Each member in the platoon manages the toxic mix of boredom and fear that is life at the FOB in his own way. Brash Cederna shamelessly picks on the virgin Ietri. Giulia Zampieri seemingly navigates this male-dominated world with ease—until two male comrades start vying for her attention. And for medical officer Alessandro Egitto, the FOB serves as an escape from a real life even more dangerous than one fought with guns. At night, lying on their beds, they feel the beat of their own hearts, the ceaseless activity of the human body. But when a much-debated mission goes devastatingly awry, the soldiers find their lives changed in an instant.
A heartrending, redemptive story about brotherhood and family, modern war and the wars we wage with ourselves, Paolo Giordano’s visceral novel reminds us what it is to be human.”
Thoughts: The Human Body is not a war novel. It neither glorifies nor disparages the Afghanistan conflict. Rather, it is a novel about people – people who just so happen to be in Afghanistan trained as soldiers and prepared to combat insurgents. It is about their lives before, during, and after their tour of duty. It is about the ways they combat the boredom, the danger, and the scars left by what they face. Mostly, it is about the ongoing battle of being human and surviving not just a war zone but also family, friends, and oneself.
It must be said that The Human Body is extremely well-written. Its sentences are crisp and efficient without sacrificing meaning, emotion, or description. There is a poetic quality to the narrative which readers will find soothing. This quality manages to make even the most gruesome scenes beautiful. The Afghan countryside takes on a tragic note as its practically indescribable grandeur hosts scenes of utmost horror.
In spite of all of this, the story is lacking. The narrative jumps from third person to first person and back again without warning. One chapter may be Egitto’s story told through third-person omniscience, but the next time readers see Egitto, it is via first person narration. It is a most unusual experience and one that can be quite jarring for readers.

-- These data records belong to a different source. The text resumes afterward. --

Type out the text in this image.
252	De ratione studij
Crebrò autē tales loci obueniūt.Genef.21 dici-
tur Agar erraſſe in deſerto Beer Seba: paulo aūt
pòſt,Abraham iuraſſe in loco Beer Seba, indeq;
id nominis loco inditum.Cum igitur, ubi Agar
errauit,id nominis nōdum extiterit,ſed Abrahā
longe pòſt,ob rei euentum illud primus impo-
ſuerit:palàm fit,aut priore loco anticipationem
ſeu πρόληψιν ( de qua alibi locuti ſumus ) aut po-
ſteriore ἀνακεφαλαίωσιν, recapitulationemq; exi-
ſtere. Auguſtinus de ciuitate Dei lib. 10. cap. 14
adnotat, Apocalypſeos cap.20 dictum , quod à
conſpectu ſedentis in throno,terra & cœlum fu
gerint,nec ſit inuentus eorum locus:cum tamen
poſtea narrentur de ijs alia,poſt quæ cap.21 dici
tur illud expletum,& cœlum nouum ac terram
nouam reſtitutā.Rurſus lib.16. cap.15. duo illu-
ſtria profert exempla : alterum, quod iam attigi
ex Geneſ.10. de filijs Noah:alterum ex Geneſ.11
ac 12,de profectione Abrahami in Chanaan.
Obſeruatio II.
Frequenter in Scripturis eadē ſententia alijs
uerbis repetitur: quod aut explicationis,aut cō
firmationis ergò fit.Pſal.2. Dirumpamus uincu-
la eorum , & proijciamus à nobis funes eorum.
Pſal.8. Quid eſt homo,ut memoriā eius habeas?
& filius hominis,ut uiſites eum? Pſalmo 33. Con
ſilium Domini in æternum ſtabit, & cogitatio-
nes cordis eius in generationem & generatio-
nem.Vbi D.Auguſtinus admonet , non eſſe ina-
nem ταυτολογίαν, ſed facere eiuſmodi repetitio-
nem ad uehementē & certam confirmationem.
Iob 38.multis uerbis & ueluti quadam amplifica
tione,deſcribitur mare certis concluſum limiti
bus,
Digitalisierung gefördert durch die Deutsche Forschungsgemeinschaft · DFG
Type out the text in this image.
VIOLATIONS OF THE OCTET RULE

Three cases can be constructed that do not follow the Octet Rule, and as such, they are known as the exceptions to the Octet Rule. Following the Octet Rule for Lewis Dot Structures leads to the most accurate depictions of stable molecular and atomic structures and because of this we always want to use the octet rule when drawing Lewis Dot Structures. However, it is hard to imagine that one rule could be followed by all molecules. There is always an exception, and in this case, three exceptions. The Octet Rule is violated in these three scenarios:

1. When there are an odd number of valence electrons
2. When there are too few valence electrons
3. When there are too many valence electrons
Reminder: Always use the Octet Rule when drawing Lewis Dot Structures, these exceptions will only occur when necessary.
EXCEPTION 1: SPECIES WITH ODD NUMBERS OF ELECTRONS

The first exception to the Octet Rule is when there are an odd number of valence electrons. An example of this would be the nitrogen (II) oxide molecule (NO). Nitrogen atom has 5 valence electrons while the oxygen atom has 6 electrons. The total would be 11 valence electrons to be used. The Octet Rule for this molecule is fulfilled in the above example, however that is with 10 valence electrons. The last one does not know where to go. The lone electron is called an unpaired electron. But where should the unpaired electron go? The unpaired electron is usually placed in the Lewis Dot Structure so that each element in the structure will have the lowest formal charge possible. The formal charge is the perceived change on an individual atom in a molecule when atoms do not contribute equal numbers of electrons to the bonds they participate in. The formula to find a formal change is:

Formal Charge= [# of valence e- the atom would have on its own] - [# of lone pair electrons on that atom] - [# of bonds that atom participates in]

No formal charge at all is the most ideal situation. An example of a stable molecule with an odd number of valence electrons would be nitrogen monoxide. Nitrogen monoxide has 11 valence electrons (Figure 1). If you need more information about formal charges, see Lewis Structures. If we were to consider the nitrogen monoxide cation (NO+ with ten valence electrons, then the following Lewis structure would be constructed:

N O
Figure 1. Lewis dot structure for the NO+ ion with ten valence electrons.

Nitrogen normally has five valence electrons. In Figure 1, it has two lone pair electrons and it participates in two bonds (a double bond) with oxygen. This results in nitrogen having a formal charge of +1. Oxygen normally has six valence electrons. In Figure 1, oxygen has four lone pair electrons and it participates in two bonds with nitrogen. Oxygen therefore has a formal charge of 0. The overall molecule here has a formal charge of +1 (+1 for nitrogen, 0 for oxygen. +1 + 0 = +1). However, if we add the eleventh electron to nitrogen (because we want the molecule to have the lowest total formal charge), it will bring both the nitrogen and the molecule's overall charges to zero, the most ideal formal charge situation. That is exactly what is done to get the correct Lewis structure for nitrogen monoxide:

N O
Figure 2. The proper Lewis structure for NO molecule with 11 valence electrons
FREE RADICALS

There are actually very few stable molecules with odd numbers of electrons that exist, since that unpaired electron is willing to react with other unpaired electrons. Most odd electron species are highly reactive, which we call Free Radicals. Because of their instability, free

While the characters themselves are interesting and varied, there are so many of them that not only is it challenging to keep them all straight, most of them remain flat and one-dimensional. There is little to no character development for most of the characters within the story. This lack of development undermines the character-driven plot of the novel.
One gets the distinct impression that in The Human Body, Paolo Giordano was a bit too ambitious in scope or did not write a long enough novel to achieve what he was trying to achieve. The cast of characters is just too big to be able develop them fully so that they not only help drive the plot but also so that readers can bond with them. There is also an unsettling feeling that one should have more than a rudimentary knowledge of the military, any military before starting the novel. So little of military life gets an explanation that those readers with no familiarity with or exposure to the unique acronyms and lifestyle of professional soldiers will be lost. It is a shame, really, because the potential greatness of The Human Body is so very near to the surface. All of the elements for this to be an amazing novel are there; they just need more page space to take root and to blossom – something they did not get.